Saturday, September 26, 2015

Soft Touch


Even when Gigi Gutierrez annoyingly faces yet another fate prettier than death, you have to admire how she can assess her situation quickly.

Despite decisively defeating four opponents at the beginning of Pretty Vacant: London Calling 2, Gigi realizes that she needs assistance to take down her main adversary, Galaxy Diversifed. She persuades her boyfriend and a disgruntled Galaxy employee not by brute power, but with an appeal to a higher cause, English tea, bargaining to help the employee’s lover and a little mind control.

A reminder of this light approach came with the Pope’s arrival to the United States this past week. He spoke of compassion to sinners, income inequality and tempering extremism -- and people listened, not because the Pope displayed overwhelming power, but because of his appeal to a higher cause, humbleness, use of other people’s experiences and (yes) a little mind control.

Joseph Nye first identified this concept in 1990 as “Soft Power”. It rests not with coercion, force or money, but the ability to influence through appeal and attraction. Soft Power uses culture, values and policies for credibility -- a rare thing in the Information Age. The Vatican has it with the Pope, funny hats and Christian values. Great Britain has it with tradition, super-cool music and the most popular sports league in the world (the English Premier League). Even the most overtly powerful nation on Earth, the United States of America, has Soft Power with its higher education, entertainment options and open society.

The most monumental changes in United States history have come not with force (ask the South how the Civil War ended), but simply through identifying with others. People can be turned off when Presidential candidates scream at the camera and at each other but can be moved to action when someone is wronged unnecessarily or when a disaster strikes.
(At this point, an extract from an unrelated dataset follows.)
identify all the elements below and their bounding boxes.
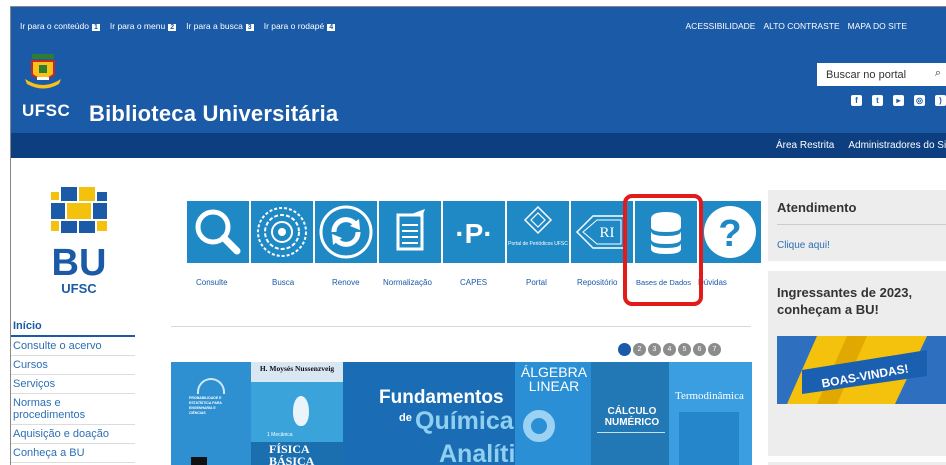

Soft Power principles don’t have to be confined just to politics. Billy Beane and the Oakland A’s baseball team use it finding undervalued players to win. Small press comic booths use it, not competing with corporate booths with money and slick presentations, but by having cool, cheap giveaways to go with their cool, cheap products, be it a new gaming app or well-received crowd-funded comic book.

Because it’s not how much you have in the end, but how you use what you have that matters. Just ask Gigi.